Chaque unité de transformation dirigée par une femme devient un noyau d’emploi local et de durabilité.

  1. Vers une agriculture plus durable et organique

Les femmes sont souvent les gardiennes des savoirs traditionnels : elles savent préserver la terre, les semences, les cycles naturels.
En combinant ces savoirs avec la technologie — compostage intelligent, traçabilité, irrigation solaire, certification bio — elles peuvent construire une agriculture moderne, écologique et résiliente face au changement climatique.
Elles placent la durabilité au centre de la production, pas comme un concept importé, mais comme une pratique vécue.

 

Les actions prioritaires

  • Accès au financement et à la formation pour les femmes rurales actives dans l’agritech.
  • Création d’incubateurs agricoles féminins, reliant innovation, production et transformation.
  • Politiques publiques inclusives pour intégrer les femmes dans les chaînes de valeur agro-industrielles.
  • Promotion de la consommation locale et bio, soutenant les entreprises dirigées par des femmes.

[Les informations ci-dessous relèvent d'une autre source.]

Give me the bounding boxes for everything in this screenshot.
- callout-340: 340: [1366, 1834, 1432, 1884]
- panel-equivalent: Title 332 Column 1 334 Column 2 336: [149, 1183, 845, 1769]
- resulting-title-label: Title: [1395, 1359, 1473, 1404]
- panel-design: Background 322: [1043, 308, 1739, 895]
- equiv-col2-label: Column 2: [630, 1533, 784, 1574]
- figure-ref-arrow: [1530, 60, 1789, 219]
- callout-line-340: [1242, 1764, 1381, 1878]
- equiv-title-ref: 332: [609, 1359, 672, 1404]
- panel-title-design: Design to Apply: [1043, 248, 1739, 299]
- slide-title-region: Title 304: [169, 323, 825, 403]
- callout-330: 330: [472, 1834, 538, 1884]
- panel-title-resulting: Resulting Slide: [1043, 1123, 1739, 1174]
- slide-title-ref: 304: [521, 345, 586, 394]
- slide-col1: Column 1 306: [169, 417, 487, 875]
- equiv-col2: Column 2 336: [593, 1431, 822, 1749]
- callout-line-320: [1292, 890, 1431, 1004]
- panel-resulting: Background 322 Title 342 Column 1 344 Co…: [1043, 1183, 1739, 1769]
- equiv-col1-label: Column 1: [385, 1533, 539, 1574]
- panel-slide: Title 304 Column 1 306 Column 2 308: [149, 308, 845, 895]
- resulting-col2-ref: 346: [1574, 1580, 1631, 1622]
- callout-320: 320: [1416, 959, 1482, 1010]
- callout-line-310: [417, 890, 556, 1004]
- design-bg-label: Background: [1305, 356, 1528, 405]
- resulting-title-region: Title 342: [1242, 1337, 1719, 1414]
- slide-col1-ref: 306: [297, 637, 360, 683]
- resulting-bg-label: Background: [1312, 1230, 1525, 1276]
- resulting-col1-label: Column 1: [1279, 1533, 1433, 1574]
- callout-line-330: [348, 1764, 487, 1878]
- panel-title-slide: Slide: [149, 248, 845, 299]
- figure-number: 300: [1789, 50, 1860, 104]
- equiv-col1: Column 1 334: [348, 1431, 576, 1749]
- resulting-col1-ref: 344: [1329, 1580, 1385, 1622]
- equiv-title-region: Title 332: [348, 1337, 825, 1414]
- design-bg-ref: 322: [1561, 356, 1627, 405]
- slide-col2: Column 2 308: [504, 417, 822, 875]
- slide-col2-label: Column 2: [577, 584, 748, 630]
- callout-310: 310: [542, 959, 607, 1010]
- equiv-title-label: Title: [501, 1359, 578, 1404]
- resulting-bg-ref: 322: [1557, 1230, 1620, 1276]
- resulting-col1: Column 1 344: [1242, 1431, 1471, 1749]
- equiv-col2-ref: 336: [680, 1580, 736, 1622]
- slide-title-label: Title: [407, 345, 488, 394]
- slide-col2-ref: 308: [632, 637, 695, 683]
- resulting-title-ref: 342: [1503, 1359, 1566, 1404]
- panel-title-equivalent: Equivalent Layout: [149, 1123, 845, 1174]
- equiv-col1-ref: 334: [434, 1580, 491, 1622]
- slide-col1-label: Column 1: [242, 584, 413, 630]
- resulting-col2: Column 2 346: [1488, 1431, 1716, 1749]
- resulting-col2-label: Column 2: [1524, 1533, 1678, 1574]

Les femmes africaines peuvent, par l’agritech et l’innovation agro-industrielle, passer du rôle de productrices à celui d’architectes de l’économie agricole du futur — une économie plus durable, locale et inclusive.

Elles ne nourrissent pas seulement le continent, elles le transforment.

3.À partir de votre expérience internationale en matière d’échanges entre femmes actrices de l’industrie 4.0, quelles initiatives prioritaires permettraient aujourd’hui de renforcer les compétences des femmes en Afrique et de leur donner un meilleur accès aux opportunités industrielles ?

 Mon expérience internationale m’a montré une chose essentielle :
partout où les femmes ont accès à la connaissance, aux réseaux et à la technologie, l’innovation s’accélère.
Mais en Afrique, malgré un potentiel extraordinaire, beaucoup de femmes restent encore éloignées des opportunités industrielles faute de formation, de visibilité ou de moyens.
C’est pourquoi il faut aujourd’hui agir sur trois leviers prioritaires pour renforcer leurs compétences et leur impact dans l’industrie 4.0.

 

  1. Former massivement aux compétences du futur

Nous devons démocratiser la formation aux métiers de l’industrie 4.0 — intelligence artificielle, robotique, data, fabrication numérique, énergies propres.
Mais cette formation doit être accessible, pratique et adaptée aux réalités africaines :

  • Des programmes en langues locales,
  • Des modules mobiles ou hybrides,
  • Des écoles techniques ouvertes aux jeunes femmes rurales.
    Former, c’est donner le pouvoir d’agir. Sans cela, il n’y a pas d’inclusion réelle.

 

  1. Créer des passerelles entre femmes et écosystèmes industriels

Les femmes doivent pouvoir accéder aux réseaux où se décident les transformations industrielles.
Cela passe par :

  • Des incubateurs et fablabs féminins,
  • Des programmes d’échanges Sud-Sud entre femmes ingénieures, chercheuses et entrepreneures,
  • Des partenariats public-privé favorisant le mentorat, le transfert de technologies et l’accès aux marchés.
    Quand les femmes sont connectées entre elles, elles créent des chaînes d’innovation puissantes et solidaires.

 

  1. Financer et valoriser les initiatives féminines

Les idées ne manquent pas, mais les financements, si.
Il faut donc faciliter l’accès au capital pour les femmes dans la tech et l’industrie : fonds d’investissement inclusifs, microcrédits digitaux, ou programmes d’amorçage spécialisés.
Et surtout, valoriser les réussites féminines — montrer des modèles, raconter les parcours, inspirer les vocations.

 

Le rôle du Sommet Mondial de l’Industrie 4.0 au Féminin et AgriTech au Féminin sont précisément d’aider, de former, connecter et financer.


Ce triptyque est la clé pour faire des femmes africaines non pas de simples bénéficiaires, mais de véritables architectes de l’industrie 4.0 du continent.

Parce que là où une femme est formée, connectée et reconnue, c’est toute une communauté qui progresse, et c’est tout un continent qui avance.